Meduna administered camphor, and 45 minutes later the patient had his first seizure.  In the next couple of weeks, he would have five more injections.  Meduna reported:

 On the morning of February 10, the patient spontaneously arises from bed, is lively, speaks, and asks for something to eat.  He is interested in everything going on about him, asks about his illness and realizes that he has been sick.  He asks how long he has been in the hospital, and as we tell him that he has already been there four years he cannot believe it. (Shorter, 214-217)

Edward Shorter’s work A History of Psychiatry: From the Era of the Asylum to the Age of Prozac (New York: 1997) relays the after-effects of the treatment:



In reality, the patient felt so good that he escaped from the institution, went home, ‘and found out that the cousin living with his wife was not a relation at all but his wife’s lover.  He beat up the cousin and kicked him out of the house; proceeded to beat up his wife and told her that he … preferred to live in the state mental hospital where there is peace and honesty.’ (Shorter, 214-217)

Shorter's work argues against the disciples of Foucault who since the 1970s have damned psychiatry as a state tool to incarcerate the disruptive.  Shorter emphasizes that mental illness was real, and could be cured by various biology-based methods.  It is interesting to note, that Meduna's 1934 convulsive shock experiments reported that of 110 patients treated (presumable schizophrenics), half went into remission.  As the above account suggests, "cure" was not always synonymous with completely positive outcomes, and the dangers of inducing seizure and the low vital signs connected to insulin sleep therapy were always clear.

Southern Albertans interested in psychiatry and its history may wish to attend a couple upcoming talks.  Edward Shorter is in Calgary for a few days in early February 2015, and presenting two public talks at the University of Calgary.

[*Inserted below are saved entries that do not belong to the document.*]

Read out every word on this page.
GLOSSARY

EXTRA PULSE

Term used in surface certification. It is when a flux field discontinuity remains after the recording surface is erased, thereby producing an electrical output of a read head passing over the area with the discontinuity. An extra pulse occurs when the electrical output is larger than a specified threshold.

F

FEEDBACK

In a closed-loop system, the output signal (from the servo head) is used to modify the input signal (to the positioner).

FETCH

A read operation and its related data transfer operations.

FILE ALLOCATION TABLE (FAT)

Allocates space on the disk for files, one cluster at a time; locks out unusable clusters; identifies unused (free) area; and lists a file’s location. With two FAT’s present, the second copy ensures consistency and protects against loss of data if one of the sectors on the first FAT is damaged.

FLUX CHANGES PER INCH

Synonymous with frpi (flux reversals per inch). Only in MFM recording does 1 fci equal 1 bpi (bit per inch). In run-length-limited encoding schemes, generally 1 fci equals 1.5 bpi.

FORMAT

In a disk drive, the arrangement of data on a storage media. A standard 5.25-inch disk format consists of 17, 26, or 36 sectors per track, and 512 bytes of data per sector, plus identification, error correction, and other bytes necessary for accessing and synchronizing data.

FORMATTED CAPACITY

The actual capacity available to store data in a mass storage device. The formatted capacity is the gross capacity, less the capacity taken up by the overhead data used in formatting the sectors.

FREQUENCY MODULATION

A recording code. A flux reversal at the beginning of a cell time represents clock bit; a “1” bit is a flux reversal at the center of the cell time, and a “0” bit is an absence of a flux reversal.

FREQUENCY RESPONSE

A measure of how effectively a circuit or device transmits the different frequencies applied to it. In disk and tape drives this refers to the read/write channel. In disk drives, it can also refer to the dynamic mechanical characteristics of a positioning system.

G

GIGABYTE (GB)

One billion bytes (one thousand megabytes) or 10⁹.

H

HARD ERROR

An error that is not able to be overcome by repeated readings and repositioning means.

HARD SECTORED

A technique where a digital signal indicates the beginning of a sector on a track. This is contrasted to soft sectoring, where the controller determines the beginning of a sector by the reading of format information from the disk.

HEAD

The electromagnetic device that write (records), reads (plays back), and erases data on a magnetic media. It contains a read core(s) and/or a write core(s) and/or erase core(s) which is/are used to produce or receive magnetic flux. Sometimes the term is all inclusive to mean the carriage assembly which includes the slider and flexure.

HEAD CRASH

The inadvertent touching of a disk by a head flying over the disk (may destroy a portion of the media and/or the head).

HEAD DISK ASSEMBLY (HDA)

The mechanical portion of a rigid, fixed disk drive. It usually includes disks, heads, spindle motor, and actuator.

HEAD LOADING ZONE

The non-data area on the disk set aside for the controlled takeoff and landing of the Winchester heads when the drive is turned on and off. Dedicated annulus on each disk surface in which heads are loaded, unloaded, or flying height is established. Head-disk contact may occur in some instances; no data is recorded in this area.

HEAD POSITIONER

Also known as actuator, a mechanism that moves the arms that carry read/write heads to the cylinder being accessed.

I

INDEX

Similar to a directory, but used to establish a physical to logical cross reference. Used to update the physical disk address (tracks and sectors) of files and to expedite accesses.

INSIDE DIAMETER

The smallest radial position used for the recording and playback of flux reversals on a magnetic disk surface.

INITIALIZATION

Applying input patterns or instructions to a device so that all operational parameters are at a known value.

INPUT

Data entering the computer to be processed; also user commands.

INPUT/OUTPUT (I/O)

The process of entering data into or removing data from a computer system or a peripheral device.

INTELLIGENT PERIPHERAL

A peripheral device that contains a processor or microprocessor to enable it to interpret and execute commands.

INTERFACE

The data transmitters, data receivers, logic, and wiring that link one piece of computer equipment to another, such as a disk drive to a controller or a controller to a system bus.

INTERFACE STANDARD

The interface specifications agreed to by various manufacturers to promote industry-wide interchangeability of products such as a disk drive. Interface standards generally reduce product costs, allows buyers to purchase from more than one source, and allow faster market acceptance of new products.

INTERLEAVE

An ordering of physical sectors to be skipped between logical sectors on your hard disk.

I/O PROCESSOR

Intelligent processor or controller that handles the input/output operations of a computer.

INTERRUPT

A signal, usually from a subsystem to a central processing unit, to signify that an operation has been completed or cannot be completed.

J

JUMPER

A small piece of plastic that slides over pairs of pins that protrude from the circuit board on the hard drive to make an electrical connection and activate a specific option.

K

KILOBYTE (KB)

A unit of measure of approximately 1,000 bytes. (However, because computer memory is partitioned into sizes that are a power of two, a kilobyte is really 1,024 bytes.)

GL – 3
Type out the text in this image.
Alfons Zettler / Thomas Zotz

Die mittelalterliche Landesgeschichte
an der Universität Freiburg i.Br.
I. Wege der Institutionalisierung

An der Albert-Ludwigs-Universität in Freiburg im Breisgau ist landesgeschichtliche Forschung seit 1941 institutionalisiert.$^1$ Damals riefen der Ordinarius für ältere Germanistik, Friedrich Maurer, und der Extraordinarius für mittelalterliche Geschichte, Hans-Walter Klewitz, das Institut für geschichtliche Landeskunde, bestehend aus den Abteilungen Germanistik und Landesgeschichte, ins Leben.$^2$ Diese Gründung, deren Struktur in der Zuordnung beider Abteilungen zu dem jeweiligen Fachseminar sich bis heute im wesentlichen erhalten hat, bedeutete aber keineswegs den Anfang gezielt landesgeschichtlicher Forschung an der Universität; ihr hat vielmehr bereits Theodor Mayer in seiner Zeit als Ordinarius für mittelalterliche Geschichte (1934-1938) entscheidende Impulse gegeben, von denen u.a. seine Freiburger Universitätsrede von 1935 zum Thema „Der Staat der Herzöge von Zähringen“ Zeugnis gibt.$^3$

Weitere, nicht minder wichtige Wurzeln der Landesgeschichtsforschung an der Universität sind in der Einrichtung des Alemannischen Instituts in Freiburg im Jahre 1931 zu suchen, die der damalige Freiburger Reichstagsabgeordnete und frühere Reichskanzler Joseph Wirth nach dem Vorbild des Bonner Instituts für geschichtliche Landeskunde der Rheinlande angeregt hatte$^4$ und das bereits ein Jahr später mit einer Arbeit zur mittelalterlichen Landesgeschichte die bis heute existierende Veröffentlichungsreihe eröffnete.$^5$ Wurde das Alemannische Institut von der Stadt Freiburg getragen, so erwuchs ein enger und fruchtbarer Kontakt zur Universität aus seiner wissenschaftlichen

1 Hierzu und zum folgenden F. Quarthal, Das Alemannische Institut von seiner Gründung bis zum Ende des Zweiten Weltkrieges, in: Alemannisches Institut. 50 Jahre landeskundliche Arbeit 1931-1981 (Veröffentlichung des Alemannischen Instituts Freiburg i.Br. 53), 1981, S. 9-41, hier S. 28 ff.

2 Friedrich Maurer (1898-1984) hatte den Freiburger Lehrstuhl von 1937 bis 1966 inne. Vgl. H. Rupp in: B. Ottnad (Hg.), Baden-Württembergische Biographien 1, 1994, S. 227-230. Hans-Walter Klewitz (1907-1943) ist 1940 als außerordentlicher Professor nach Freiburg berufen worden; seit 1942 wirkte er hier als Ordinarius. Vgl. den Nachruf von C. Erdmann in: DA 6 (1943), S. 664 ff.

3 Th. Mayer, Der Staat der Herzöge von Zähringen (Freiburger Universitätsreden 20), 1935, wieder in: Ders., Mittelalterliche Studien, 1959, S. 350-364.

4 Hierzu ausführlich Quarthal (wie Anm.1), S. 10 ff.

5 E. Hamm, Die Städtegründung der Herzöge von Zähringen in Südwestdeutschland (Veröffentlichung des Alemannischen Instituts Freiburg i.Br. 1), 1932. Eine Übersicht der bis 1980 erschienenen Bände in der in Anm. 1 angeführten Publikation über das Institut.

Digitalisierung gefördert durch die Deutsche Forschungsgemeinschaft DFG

The second talk is at 3:30pm. Monday February 9th at the Community Health Sciences department on the third floor of the Teaching Research and Wellness (TRW) building on the University of Calgary's Foothill's campus.  RSVP to Beth Cusitar bcusitar@ucalgary.ca.  The talks is as follows:



“DSM:  The History of a Train Wreck”



Diagnosis in psychiatry was once dominated by the German heavyweights.  After the Second World War, the United States becomes the world champion of psychiatry, and American diagnoses take over, first in the DSM-1 in 1952, then in the revolutionary DSM-3 in 1980, which was a dramatic break from psychoanalysis and offered hope for the diagnostic future.  But buffeted by institutional politics, the demands of patient organizations, pressures from niche marketers within the field, and the profit horizons of the pharmaceutical industry, the diagnostic promise of DSM-3 failed to be realized, and the entire diagnosis machine of DSM has started to run out of control.  We are now at DSM-5 (2013).  There probably will not be a "DSM-6."